Slightly Stoopid with Iration

Fan Favorites Bring Reggae Vibes to the S.B. Bowl

For nearly a decade, Slightly Stoopid (pictured at the Bowl in 2013) has come each summer to perform in S.B.’s beautiful amphitheater. This year is no different: The group, joined by Isla Vista–born band Iration, hits the stage July 23.
Paul Wellman (file)

The steady drumming of the ocean’s waves, the sound of skateboards rolling down State Street, and the hum of downtown bars all seem to reverberate with the easy rhythms of reggae and ska. Historically, California at large and Santa Barbara in particular have offered a second home to these Jamaican genres that so perfectly encapsulate laid-back coastal living. On July 23, the Santa Barbara Bowl welcomes two fan favorites who are champions of this music, Slightly Stoopid and Iration. Both bands hold Santa Barbara dear as Iration hails from Isla Vista and Slightly Stoopid has performed at the Bowl for the past eight summers. When asked why his band can’t stay away from the Bowl, Miles Doughty of Slightly Stoopid said, “For us, Santa Barbara is an amazing town, the people, the culture. Playing at the Bowl is something that once you have tasted it, you can’t help but return.” When asked about the local origins of Iration, lead vocalist Micah Pueschel said, “We were an I.V. band, and we didn’t even play paid gigs until after two years of being together. At first we just played garages and house parties, so for us to play the Santa Barbara Bowl is like the Super Bowl. Now we have headlined it once and played there a few times, and it never ceases to amaze us.”
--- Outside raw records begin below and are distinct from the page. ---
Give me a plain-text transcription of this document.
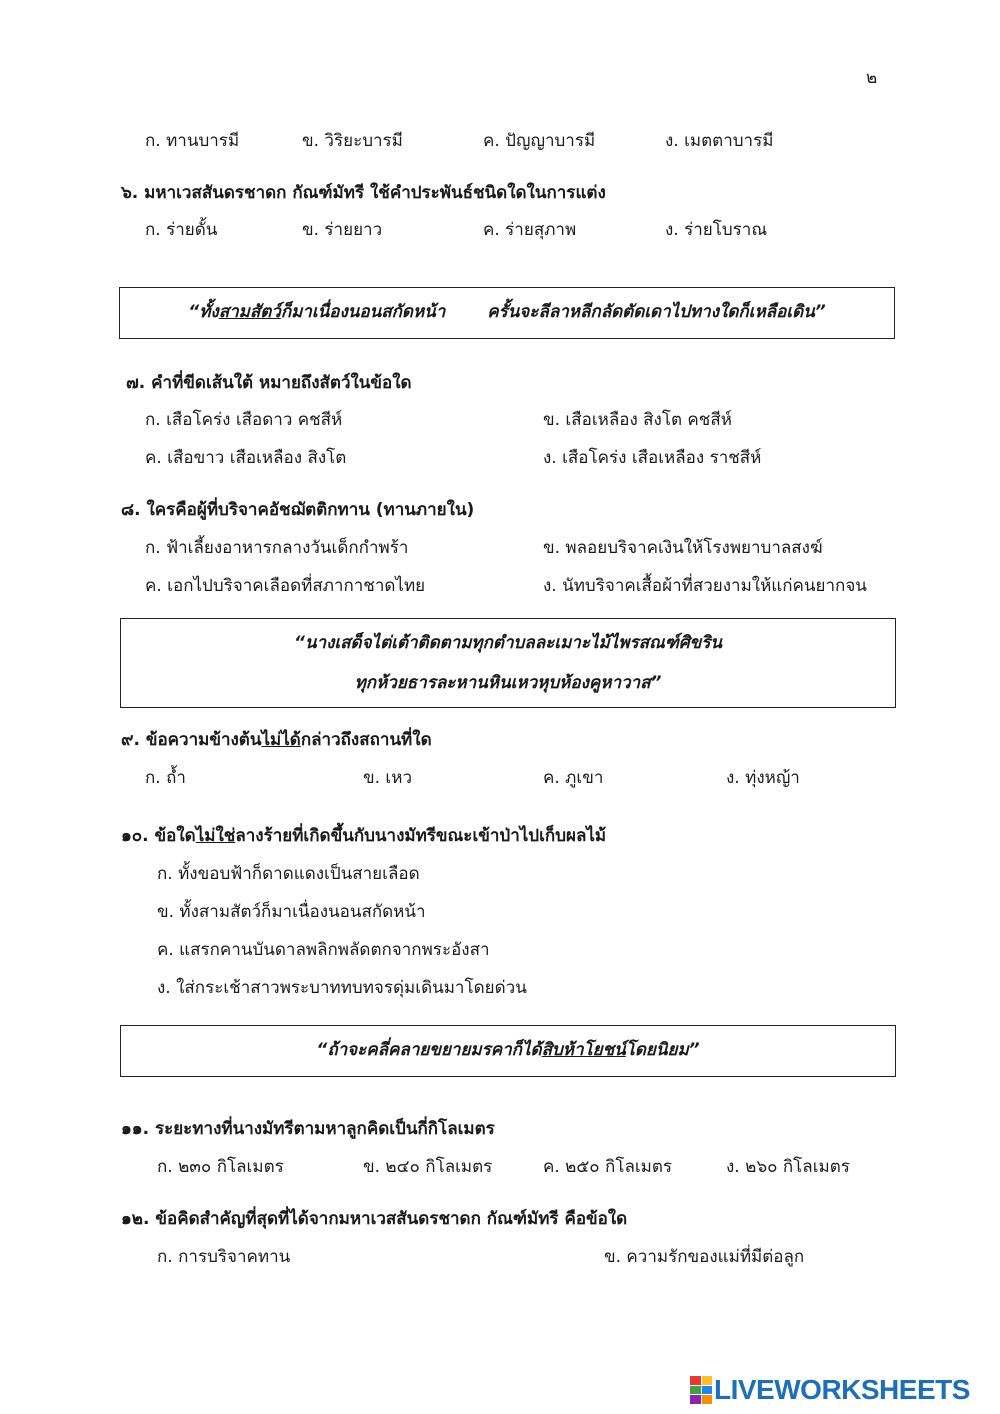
๒
ก. ทานบารมี	ข. วิริยะบารมี	ค. ปัญญาบารมี	ง. เมตตาบารมี
๖. มหาเวสสันดรชาดก กัณฑ์มัทรี ใช้คำประพันธ์ชนิดใดในการแต่ง
ก. ร่ายดั้น	ข. ร่ายยาว	ค. ร่ายสุภาพ	ง. ร่ายโบราณ
“ทั้งสามสัตว์ก็มาเนื่องนอนสกัดหน้า ครั้นจะลีลาหลีกลัดตัดเดาไปทางใดก็เหลือเดิน”
๗. คำที่ขีดเส้นใต้ หมายถึงสัตว์ในข้อใด
ก. เสือโคร่ง เสือดาว คชสีห์	ข. เสือเหลือง สิงโต คชสีห์
ค. เสือขาว เสือเหลือง สิงโต	ง. เสือโคร่ง เสือเหลือง ราชสีห์
๘. ใครคือผู้ที่บริจาคอัชฌัตติกทาน (ทานภายใน)
ก. ฟ้าเลี้ยงอาหารกลางวันเด็กกำพร้า	ข. พลอยบริจาคเงินให้โรงพยาบาลสงฆ์
ค. เอกไปบริจาคเลือดที่สภากาชาดไทย	ง. นัทบริจาคเสื้อผ้าที่สวยงามให้แก่คนยากจน
“นางเสด็จไต่เต้าติดตามทุกตำบลละเมาะไม้ไพรสณฑ์ศิขริน
ทุกห้วยธารละหานหินเหวหุบห้องคูหาวาส”
๙. ข้อความข้างต้นไม่ได้กล่าวถึงสถานที่ใด
ก. ถ้ำ	ข. เหว	ค. ภูเขา	ง. ทุ่งหญ้า
๑๐. ข้อใดไม่ใช่ลางร้ายที่เกิดขึ้นกับนางมัทรีขณะเข้าป่าไปเก็บผลไม้
ก. ทั้งขอบฟ้าก็ดาดแดงเป็นสายเลือด
ข. ทั้งสามสัตว์ก็มาเนื่องนอนสกัดหน้า
ค. แสรกคานบันดาลพลิกพลัดตกจากพระอังสา
ง. ใส่กระเช้าสาวพระบาททบทจรดุ่มเดินมาโดยด่วน
“ถ้าจะคลี่คลายขยายมรคาก็ได้สิบห้าโยชน์โดยนิยม”
๑๑. ระยะทางที่นางมัทรีตามหาลูกคิดเป็นกี่กิโลเมตร
ก. ๒๓๐ กิโลเมตร	ข. ๒๔๐ กิโลเมตร	ค. ๒๕๐ กิโลเมตร	ง. ๒๖๐ กิโลเมตร
๑๒. ข้อคิดสำคัญที่สุดที่ได้จากมหาเวสสันดรชาดก กัณฑ์มัทรี คือข้อใด
ก. การบริจาคทาน	ข. ความรักของแม่ที่มีต่อลูก
LIVEWORKSHEETS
Both these bands are popular across the United States, showing the universal appeal of the reggae beat. When asked why they attract such large audiences at venues across the country, Doughty said that “people nationally are gravitating towards this music. For most bands in the genre, they will be pretty strong on both coasts. Everyone wants to get some songs on the radio, but the goal isn’t to be a boy band and have a hit record; it is about playing music in the live arena, having that moment of expression, and having the journey with the fans — that is what separates this genre from so many others.” Speaking from personal experience, there is something magical about a show where the guitars seem to float in the breeze, the vocals are soothing, and the drums pound in tune with a steady heartbeat. Because reggae music is so steeped in live performance, the personal experience of the fan becomes paramount. “It is up to the person that is perceiving the art to decide how it is,” said Doughty. “Some styles really affect you differently. It is always in the air, it is captured on the digital medium, but if you’re at a live concert, it is there and gone. That is really the beauty of our art.” The temporality of the music mirrors that of a slow summer evening, a technicolor sunset, or a dip in the indigo ocean.

Paul Wellman (file)

Luckily for fans, the bands are working on collaborative records and both releasing albums in the near future. When asked how the rise of streaming services has affected their work, Doughty said, “without a doubt streaming has changed the whole face of the industry. You are not selling your music like you could have 20 years ago, but out on the road, you are playing for more people because people from all over are hearing your music on Spotify or iTunes.” This general increase in fans can lead to higher income from both touring and merchandise sales. One thing is certain: Santa Barbara will always provide more than enough fans for these two wonderful acts whenever we are lucky enough to host them.